South Africa have been the leading one-day side since the last World Cup, more so than the holders, Sri Lanka, and have won almost everything except their best-of-three finals against Australia when Steve Waugh said they would choke.
Maybe they did choke, but it is also the case that South Africa are a mightily efficient one-day side, who will soon overtake West Indies as the most successful one-day team in international history, but lack batting of the highest calibre.
England should be the other World Cup finalists if they maintain their form in one-day internationals at home. This is the one area of the game in which English cricket has come anywhere near to fulfilling itself: since 1993 they have won all six Texaco series, and lost only two out of 15 internationals, both at Trent Bridge, and one when the rubber was dead.
The reasons for this extraordinary state of affairs - England not squandering their resources - are not hard to find. By design, the players have been selected specifically for one-day cricket. By accident, they are fresh and at their peak for internationals in May, after the qualifying rounds of the Benson and Hedges Cup and before the season grinds them down.
May pitches also suit England far more than opponents who have recently landed and not adjusted to slow seamers. Only twice since 1993 have opponents scored 250, once each on the London grounds, and on both occasions England made more. So brilliant indeed has their one-day cricket been at home that England's one-day record abroad is all the more galling, not to mention their Test cricket here, there and everywhere.
The pitches were naturally a consideration when the ECB chose to stage the World Cup so early next season, starting on May 14. But the primary one, according to Terry Blake, their marketing manager, was that it had to be staged either before Wimbledon, or else afterwards, when the time for the Rugby World Cup would be fast approaching - and when conditions would have more favoured India and Sri Lanka, who are also in England's group.
I take England to win this Texaco series, if not the Cup itself, and not simply because the South Africans will be under-cooked and do not have the strokeplayers to make the most of the first 15 overs. England lost the one-day plot in the West Indies, when they were beaten 4-1, but the mistakes they made then are easily rectifiable.
One of them was the lack of specialist batting to follow Nick Knight, whose form was purple - in a warm-up match he smashed 38 off an over from a Barbados opening bowler, albeit including three no-balls - and Alec Stewart. This time Ben Hollioake is going to be dropped for moderate all-round performances but also perhaps as a shot across his bows. Instead, specialist batting will come from Chris Adams, who is starting to make the most of his shot-making ability as Sussex's captain, and Alistair Brown, who will be better off in them middle order. Even though Graeme Hick has got his feet moving again in the last week, he may lose his place to Nasser Hussain and Graham Thorpe has recovered from disc trouble.
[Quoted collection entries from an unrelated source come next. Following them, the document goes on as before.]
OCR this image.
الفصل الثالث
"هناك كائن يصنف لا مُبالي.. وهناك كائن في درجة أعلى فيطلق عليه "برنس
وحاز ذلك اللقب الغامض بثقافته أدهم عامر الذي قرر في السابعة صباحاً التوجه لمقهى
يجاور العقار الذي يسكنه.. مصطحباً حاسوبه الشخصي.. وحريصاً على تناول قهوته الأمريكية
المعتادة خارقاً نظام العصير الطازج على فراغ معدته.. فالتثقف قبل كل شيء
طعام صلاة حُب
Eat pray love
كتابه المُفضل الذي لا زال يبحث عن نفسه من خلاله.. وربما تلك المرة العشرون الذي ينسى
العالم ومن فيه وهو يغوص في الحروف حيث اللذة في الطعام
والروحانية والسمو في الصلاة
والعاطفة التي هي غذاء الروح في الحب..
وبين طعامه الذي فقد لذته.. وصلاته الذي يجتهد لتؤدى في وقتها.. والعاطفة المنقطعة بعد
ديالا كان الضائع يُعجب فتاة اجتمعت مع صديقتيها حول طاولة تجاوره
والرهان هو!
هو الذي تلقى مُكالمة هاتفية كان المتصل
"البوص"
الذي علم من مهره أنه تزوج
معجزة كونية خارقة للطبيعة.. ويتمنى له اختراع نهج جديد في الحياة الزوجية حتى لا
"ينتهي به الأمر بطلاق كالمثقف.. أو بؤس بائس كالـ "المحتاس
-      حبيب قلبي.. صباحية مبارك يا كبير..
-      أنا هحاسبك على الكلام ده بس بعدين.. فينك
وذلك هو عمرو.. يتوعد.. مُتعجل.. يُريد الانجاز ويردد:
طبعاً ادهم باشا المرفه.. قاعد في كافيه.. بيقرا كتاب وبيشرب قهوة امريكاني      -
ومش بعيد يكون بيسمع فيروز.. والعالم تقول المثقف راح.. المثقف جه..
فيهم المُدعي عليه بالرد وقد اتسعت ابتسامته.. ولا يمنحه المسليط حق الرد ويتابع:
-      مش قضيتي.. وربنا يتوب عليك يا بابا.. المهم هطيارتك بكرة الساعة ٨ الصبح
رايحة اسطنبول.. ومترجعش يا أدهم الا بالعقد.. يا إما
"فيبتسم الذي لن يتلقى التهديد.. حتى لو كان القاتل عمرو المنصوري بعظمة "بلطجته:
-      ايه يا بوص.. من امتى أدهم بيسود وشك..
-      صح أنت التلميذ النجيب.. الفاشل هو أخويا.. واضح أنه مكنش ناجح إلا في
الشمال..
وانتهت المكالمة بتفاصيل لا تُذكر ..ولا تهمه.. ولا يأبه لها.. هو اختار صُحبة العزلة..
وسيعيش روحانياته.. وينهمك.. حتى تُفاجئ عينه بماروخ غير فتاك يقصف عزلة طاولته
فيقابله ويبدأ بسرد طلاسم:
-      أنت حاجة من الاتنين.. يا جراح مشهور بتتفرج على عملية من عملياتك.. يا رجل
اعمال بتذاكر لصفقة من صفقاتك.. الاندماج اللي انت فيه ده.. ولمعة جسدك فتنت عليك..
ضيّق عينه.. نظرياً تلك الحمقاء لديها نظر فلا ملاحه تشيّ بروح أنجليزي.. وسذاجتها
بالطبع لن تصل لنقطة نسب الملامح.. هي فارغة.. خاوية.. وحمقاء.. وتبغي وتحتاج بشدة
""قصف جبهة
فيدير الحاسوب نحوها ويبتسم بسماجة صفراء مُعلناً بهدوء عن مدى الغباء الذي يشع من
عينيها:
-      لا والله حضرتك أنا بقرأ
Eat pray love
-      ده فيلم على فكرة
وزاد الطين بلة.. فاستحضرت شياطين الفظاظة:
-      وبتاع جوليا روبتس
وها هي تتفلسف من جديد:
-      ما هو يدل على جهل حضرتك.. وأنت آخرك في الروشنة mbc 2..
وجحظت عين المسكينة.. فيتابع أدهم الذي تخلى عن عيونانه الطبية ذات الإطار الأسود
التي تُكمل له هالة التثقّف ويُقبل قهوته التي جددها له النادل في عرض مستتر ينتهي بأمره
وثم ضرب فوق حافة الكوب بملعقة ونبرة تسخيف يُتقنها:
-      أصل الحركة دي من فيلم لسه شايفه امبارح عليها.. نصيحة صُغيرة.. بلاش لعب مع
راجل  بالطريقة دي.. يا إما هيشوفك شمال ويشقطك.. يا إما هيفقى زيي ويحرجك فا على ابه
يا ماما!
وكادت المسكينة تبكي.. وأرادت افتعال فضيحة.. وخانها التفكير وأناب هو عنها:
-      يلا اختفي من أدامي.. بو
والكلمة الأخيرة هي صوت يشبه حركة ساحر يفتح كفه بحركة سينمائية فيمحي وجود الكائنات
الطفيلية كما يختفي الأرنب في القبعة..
A case could also be made for Darren Maddy while he is hot, to allow him to acclimatise to the international stage, but that would give the South Africans a sight of him; and he could not be expected to break up the Knight-Stewart partnership to advantage.
A second mistake in the West Indies was the absence of a second spinner. This will be rectified by the selection of Ashley Giles to partner Robert Croft at the Oval, where Giles made his debut last year, and probably at Old Trafford, where the pitch turned when it was used for a Sunday League match earlier this season.
England also need opening bowlers who are fast and accurate enough to drive batsmen on to the back foot in the first 15 overs. Dean Headley, who has the former quality, and Dougie Brown, who has the latter, have both conceded more than five runs an over in internationals.
Comeback time for Chris Lewis again, therefore, as a Texaco series is not long enough for him to prove enigmatic. Darren Gough is better left alone, rather like Maddy, to find his full rhythm for the Tests.
The last mistake to be rectified is for Adam Hollioake to be more flexible. When he became captain, it was right that he should lay down basic patterns so that cricketers who had not played together before could get to know each other. Henceforth he must be more adventurous in seizing the moment, unlike in St Vincent, when he made little attempt to bowl out West Indies in his defence of 150.
England's selectors must be flexible too. There are advantages in shaping a World Cup squad at this stage, so that the mass of details which will make the difference between winning and losing close games - the sliding save for instance - can be passed on within the dressing-room. But there are plenty of medium-paced all-rounders in addition to the Flemings and Ealhams, like Graham Rose, Mark Alleyne, Vince Wells, Ronnie Irani and Andrew Flintoff, whose bowling is starting to return after chronic back trouble.
Fortunately, England will have the mini-World Cup in Bangladesh in late October, when the Ashes party is simultaneously in Australia, to test out the last-chancers.